May 14, 2007 — Nanocomp Technologies, Inc. says it has successfully produced a new textile material from long carbon nanotubes. The company says that the material, available in nonwoven sheet and yarn formats, could be the key to realizing significant performance benefits in defense and aerospace applications ranging from body armor to structural composites, as well as commercial energy storage and electronics thermal management.
“We believe we are on the cusp of delivering the promise of carbon nanotube materials,” said Peter Antoinette, Nanocomp president and CEO. “Like our predecessors in performance products who developed Gore-Tex® and Tyvek®, we have a product platform with vast real-world functionality and, together with the system integrators that will ultimately incorporate it into end-use products, we aim to determine just how broad the benefits can extend.”
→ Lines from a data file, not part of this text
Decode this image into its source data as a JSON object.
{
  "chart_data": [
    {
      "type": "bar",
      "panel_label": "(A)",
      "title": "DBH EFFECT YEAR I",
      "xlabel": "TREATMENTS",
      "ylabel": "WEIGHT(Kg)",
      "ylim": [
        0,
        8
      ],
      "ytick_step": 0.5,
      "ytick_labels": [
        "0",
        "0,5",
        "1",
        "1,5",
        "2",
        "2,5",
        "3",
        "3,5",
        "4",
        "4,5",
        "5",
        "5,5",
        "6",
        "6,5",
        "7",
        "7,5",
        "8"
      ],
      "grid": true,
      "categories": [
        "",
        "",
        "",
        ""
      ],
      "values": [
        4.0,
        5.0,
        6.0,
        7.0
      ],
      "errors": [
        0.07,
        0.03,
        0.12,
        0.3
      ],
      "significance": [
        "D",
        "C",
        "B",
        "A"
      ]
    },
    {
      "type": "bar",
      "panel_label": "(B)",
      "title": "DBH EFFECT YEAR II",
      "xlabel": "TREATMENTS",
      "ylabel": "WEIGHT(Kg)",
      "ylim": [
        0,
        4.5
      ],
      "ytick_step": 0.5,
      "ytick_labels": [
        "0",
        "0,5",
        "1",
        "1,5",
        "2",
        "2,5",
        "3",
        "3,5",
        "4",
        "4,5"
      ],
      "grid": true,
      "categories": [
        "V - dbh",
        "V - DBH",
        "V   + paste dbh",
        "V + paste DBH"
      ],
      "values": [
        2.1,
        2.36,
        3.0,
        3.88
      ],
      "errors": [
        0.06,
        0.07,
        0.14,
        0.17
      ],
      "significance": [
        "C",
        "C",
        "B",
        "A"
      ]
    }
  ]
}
Antoinette said commercial manufacturing processes to date have mostly produced only short carbon nanotubes — usually tens of microns long — that resemble a powder in final form. These nanotubes can be difficult to incorporate into manufactured goods, Nanocomp says, and products incorporating them have not yet demonstrated the attractive structural and conductive properties of nanotubes.
But the company reports that it has overcome these limitations by producing extremely long (hundreds of microns to millimeters) and highly pure nanotubes. These long nanotubes are a key to producing the ultimate functional materials, nanotube yarns and nonwoven sheets, for in end-use applications.
Nanocomp is also developing prototype equipment to automate production of the nanotube yarns and nonwoven materials leading to commercial scale.
In the near term, Nanocomp expects its materials to be 1) used in conjunction with carbon fibers and aramids to reduce weight and improve performance of body armor; 2) incorporated into land, air and marine vehicle structures to improve fuel economy; 3) used for next-generation wiring systems and antennas; and, 4) due to their ability to take an electrical charge much faster and many more times than batteries, used to create ultra capacitors to store large amounts of energy from intermittent energy sources such as wind and solar energy, as well as to smooth out demand spikes in the power network.